Le clivage « pour ou contre Bibi »

 

Benjamin Netanyahu a su accéder au pouvoir en se présentant comme un homme de droite nationaliste et intransigeant sur la question palestinienne. Fustigeant les accords d’Oslo, il a participé entre 1993 et 1995 à des manifestations ou Yitzhak Rabin fut dénoncé comme un « traître ». Le Premier ministre travailliste le paiera de sa vie le 6 novembre 1995 et après la défaite électorale de Shimon Peres, Netanyahou a accédé à la tête du gouvernement.

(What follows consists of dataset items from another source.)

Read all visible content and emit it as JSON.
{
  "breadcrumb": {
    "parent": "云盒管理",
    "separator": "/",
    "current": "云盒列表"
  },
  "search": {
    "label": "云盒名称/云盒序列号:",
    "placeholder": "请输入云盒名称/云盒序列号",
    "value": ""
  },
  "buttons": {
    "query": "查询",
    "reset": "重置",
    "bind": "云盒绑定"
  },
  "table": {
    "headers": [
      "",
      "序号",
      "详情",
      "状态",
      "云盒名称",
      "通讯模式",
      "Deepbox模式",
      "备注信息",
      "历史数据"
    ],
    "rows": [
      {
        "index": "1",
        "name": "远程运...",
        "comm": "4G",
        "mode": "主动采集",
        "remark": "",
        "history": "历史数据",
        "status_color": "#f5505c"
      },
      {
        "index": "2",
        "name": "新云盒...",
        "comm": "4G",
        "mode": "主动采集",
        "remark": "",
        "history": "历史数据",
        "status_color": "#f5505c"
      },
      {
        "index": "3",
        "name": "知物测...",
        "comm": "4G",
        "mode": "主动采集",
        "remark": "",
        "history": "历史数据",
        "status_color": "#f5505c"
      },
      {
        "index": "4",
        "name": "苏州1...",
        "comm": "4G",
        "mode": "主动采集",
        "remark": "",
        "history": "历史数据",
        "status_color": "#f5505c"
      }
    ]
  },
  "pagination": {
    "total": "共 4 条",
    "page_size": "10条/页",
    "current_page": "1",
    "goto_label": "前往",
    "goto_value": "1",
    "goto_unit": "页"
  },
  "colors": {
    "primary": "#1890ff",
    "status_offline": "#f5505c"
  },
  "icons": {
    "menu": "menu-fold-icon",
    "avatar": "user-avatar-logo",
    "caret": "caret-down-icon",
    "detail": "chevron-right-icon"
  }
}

Maître tactique et politique, « Bibi », comme le surnomment tous les Israéliens, est capable de faire alliance avec la droite, le centre, la gauche, l’extrême-droite ou les ultra-orthodoxes avant de jeter ses alliés ou ralliés comme des mouchoirs en papier. Sous ses mandats, la « startup nation » a connu une croissance économique sans limites : il a signé des accords de reconnaissances mutuelles avec quatre pays arabes et Israël est devenu le champion du monde de la vaccination. Mais la médaille a son revers : la croissance a été mal répartie et les inégalités sont devenues toujours plus grandes. Israël est passé d’un système socialiste égalitaire et démocratique a un système ultra-libéral à l’américaine.

La Paix n’a toujours pas été faite avec les Palestiniens et l’occupation militaire de la Cisjordanie se poursuit. La société israélienne apparaît plus fracturée et communautarisée que jamais à l’approche de ces quatrièmes élections législatives en moins de deux ans.

Les attaques répétées du Premier ministre contre les magistrats, les soupçons de corruption et un pouvoir de plus en plus personnel et solitaire menace celui que l’on surnomme le magicien. Ils ont conduit son ancien ministre Gideon Saar — plus à droite que lui sur la question israélo-palestinienne — à quitter le Likoud pour créer le parti Nouvel Espoir. On ne doit pas attendre de ce scrutin le rétablissement d’un système plus égalitaire ou démocratique en Israël car pour Netanyahu, le danger viendra de la droite.